Om te beginnen doofde iedereen zijn kaarsen en haardvuur thuis, want te veel gezelligheid zou boze geesten kunnen lokken. Geesten die er alleen maar op uit waren het lichaam van een levende in bezit te nemen. Want dat was hun enige hoop op eeuwig leven.

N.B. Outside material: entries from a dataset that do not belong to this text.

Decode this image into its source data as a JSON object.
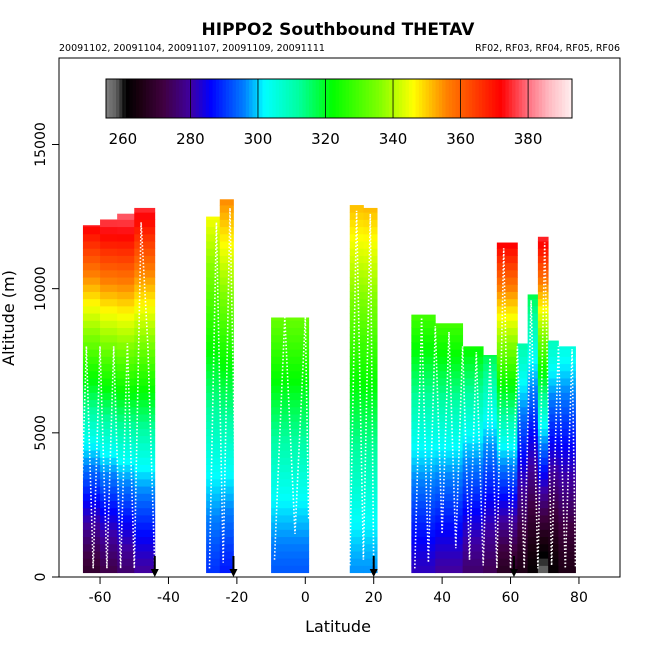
{
  "chart_data": {
    "type": "heatmap",
    "title": "HIPPO2 Southbound THETAV",
    "subtitle_left": "20091102, 20091104, 20091107, 20091109, 20091111",
    "subtitle_right": "RF02, RF03, RF04, RF05, RF06",
    "xlabel": "Latitude",
    "ylabel": "Altitude (m)",
    "xlim": [
      -72,
      92
    ],
    "ylim": [
      0,
      18000
    ],
    "x_ticks": [
      -60,
      -40,
      -20,
      0,
      20,
      40,
      60,
      80
    ],
    "y_ticks": [
      0,
      5000,
      10000,
      15000
    ],
    "colorbar": {
      "range": [
        255,
        393
      ],
      "ticks": [
        260,
        280,
        300,
        320,
        340,
        360,
        380
      ],
      "stops": [
        [
          255,
          "#808080"
        ],
        [
          258,
          "#606060"
        ],
        [
          261,
          "#000000"
        ],
        [
          265,
          "#1a0010"
        ],
        [
          272,
          "#400040"
        ],
        [
          280,
          "#4000a0"
        ],
        [
          286,
          "#0000ff"
        ],
        [
          296,
          "#0080ff"
        ],
        [
          302,
          "#00ffff"
        ],
        [
          312,
          "#00ffa0"
        ],
        [
          322,
          "#00ff00"
        ],
        [
          336,
          "#80ff00"
        ],
        [
          346,
          "#ffff00"
        ],
        [
          356,
          "#ff8000"
        ],
        [
          366,
          "#ff3000"
        ],
        [
          372,
          "#ff0000"
        ],
        [
          380,
          "#ff7080"
        ],
        [
          386,
          "#ffb8c0"
        ],
        [
          393,
          "#fff0f0"
        ]
      ]
    },
    "profiles": [
      {
        "x0": -65,
        "x1": -60,
        "top": 12200,
        "theta_bottom": 270,
        "theta_top": 374
      },
      {
        "x0": -60,
        "x1": -55,
        "top": 12400,
        "theta_bottom": 273,
        "theta_top": 378
      },
      {
        "x0": -55,
        "x1": -50,
        "top": 12600,
        "theta_bottom": 276,
        "theta_top": 380
      },
      {
        "x0": -50,
        "x1": -44,
        "top": 12800,
        "theta_bottom": 280,
        "theta_top": 376
      },
      {
        "x0": -29,
        "x1": -25,
        "top": 12500,
        "theta_bottom": 290,
        "theta_top": 346
      },
      {
        "x0": -25,
        "x1": -21,
        "top": 13100,
        "theta_bottom": 288,
        "theta_top": 356
      },
      {
        "x0": -10,
        "x1": 1,
        "top": 9000,
        "theta_bottom": 293,
        "theta_top": 334
      },
      {
        "x0": 13,
        "x1": 17,
        "top": 12900,
        "theta_bottom": 297,
        "theta_top": 352
      },
      {
        "x0": 17,
        "x1": 21,
        "top": 12800,
        "theta_bottom": 297,
        "theta_top": 352
      },
      {
        "x0": 31,
        "x1": 38,
        "top": 9100,
        "theta_bottom": 282,
        "theta_top": 330
      },
      {
        "x0": 38,
        "x1": 46,
        "top": 8800,
        "theta_bottom": 280,
        "theta_top": 330
      },
      {
        "x0": 46,
        "x1": 52,
        "top": 8000,
        "theta_bottom": 276,
        "theta_top": 324
      },
      {
        "x0": 52,
        "x1": 56,
        "top": 7700,
        "theta_bottom": 274,
        "theta_top": 318
      },
      {
        "x0": 56,
        "x1": 62,
        "top": 11600,
        "theta_bottom": 268,
        "theta_top": 374
      },
      {
        "x0": 62,
        "x1": 65,
        "top": 8100,
        "theta_bottom": 266,
        "theta_top": 312
      },
      {
        "x0": 65,
        "x1": 68,
        "top": 9800,
        "theta_bottom": 262,
        "theta_top": 318
      },
      {
        "x0": 68,
        "x1": 71,
        "top": 11800,
        "theta_bottom": 258,
        "theta_top": 376
      },
      {
        "x0": 71,
        "x1": 74,
        "top": 8200,
        "theta_bottom": 262,
        "theta_top": 310
      },
      {
        "x0": 74,
        "x1": 79,
        "top": 8000,
        "theta_bottom": 266,
        "theta_top": 306
      }
    ],
    "flight_tracks": [
      {
        "lat": [
          -66,
          -64,
          -62,
          -60,
          -58,
          -56,
          -54,
          -52,
          -50,
          -48,
          -46,
          -44
        ],
        "alt": [
          300,
          8000,
          300,
          8000,
          300,
          8000,
          300,
          8100,
          300,
          12300,
          8000,
          300
        ]
      },
      {
        "lat": [
          -28,
          -26,
          -24,
          -22,
          -20
        ],
        "alt": [
          300,
          12300,
          500,
          12800,
          300
        ]
      },
      {
        "lat": [
          -9,
          -6,
          -3,
          0,
          1
        ],
        "alt": [
          600,
          9000,
          1500,
          9000,
          2000
        ]
      },
      {
        "lat": [
          13,
          15,
          17,
          19,
          20
        ],
        "alt": [
          400,
          12700,
          600,
          12600,
          300
        ]
      },
      {
        "lat": [
          32,
          34,
          36,
          38,
          40,
          42,
          44,
          46,
          48,
          50,
          52,
          54,
          56,
          58,
          60,
          62,
          64,
          66,
          68,
          70,
          72,
          74,
          76,
          78,
          79
        ],
        "alt": [
          300,
          9000,
          500,
          8700,
          1500,
          8500,
          1000,
          8000,
          600,
          7800,
          400,
          7600,
          300,
          11400,
          300,
          8000,
          300,
          9600,
          300,
          11600,
          400,
          8000,
          300,
          7900,
          300
        ]
      }
    ],
    "arrows_lat": [
      -44,
      -21,
      20,
      61
    ]
  }
}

De vuren bij de mensen thuis werden vervangen door één groot vuur buiten, dat door druïden werd aangestoken. Over die vuren doen wilde verhalen de ronde. De Kelten zouden vee dat niet gezond genoeg was om jongen te krijgen in het vuur geofferd hebben. Hier en daar wordt gefluisterd dat ze ook mensen offerden. Maar zeker weten we dat niet. Net zomin als we weten of het klopt dat de druïden nadat het vuur gedoofd was de beenderen van de dieren ‘lazen’ om de toekomst te kunnen voorspellen. De beenderen lagen namelijk altijd in een bepaalde vorm, en elke vorm had een andere betekenis, geloofde men.
Voor het vuur gedoofd werd, stak iedereen zijn toorts aan. Met die toorts mocht het vuur weer naar de eigen haard thuis gebracht worden. Omdat het grote vuur als heilig beschouwd werd, zouden de boze geesten op een veilige afstand blijven. En dankzij dat heilige vuur, zouden de geesten van overleden familieleden gemakkelijker de weg naar huis terugvinden. Voor hén was een warme ontvangst natuurlijk wel belangrijk. Hoe meer je ze in de watten legde, hoe groter de kans dat ze je geluk zouden brengen. Daarom liet iedereen iets lekker achter bij de voordeur. Want als je dat niet deed, zouden de teleurgestelde geesten vast en zeker een gemene streek met je uithalen.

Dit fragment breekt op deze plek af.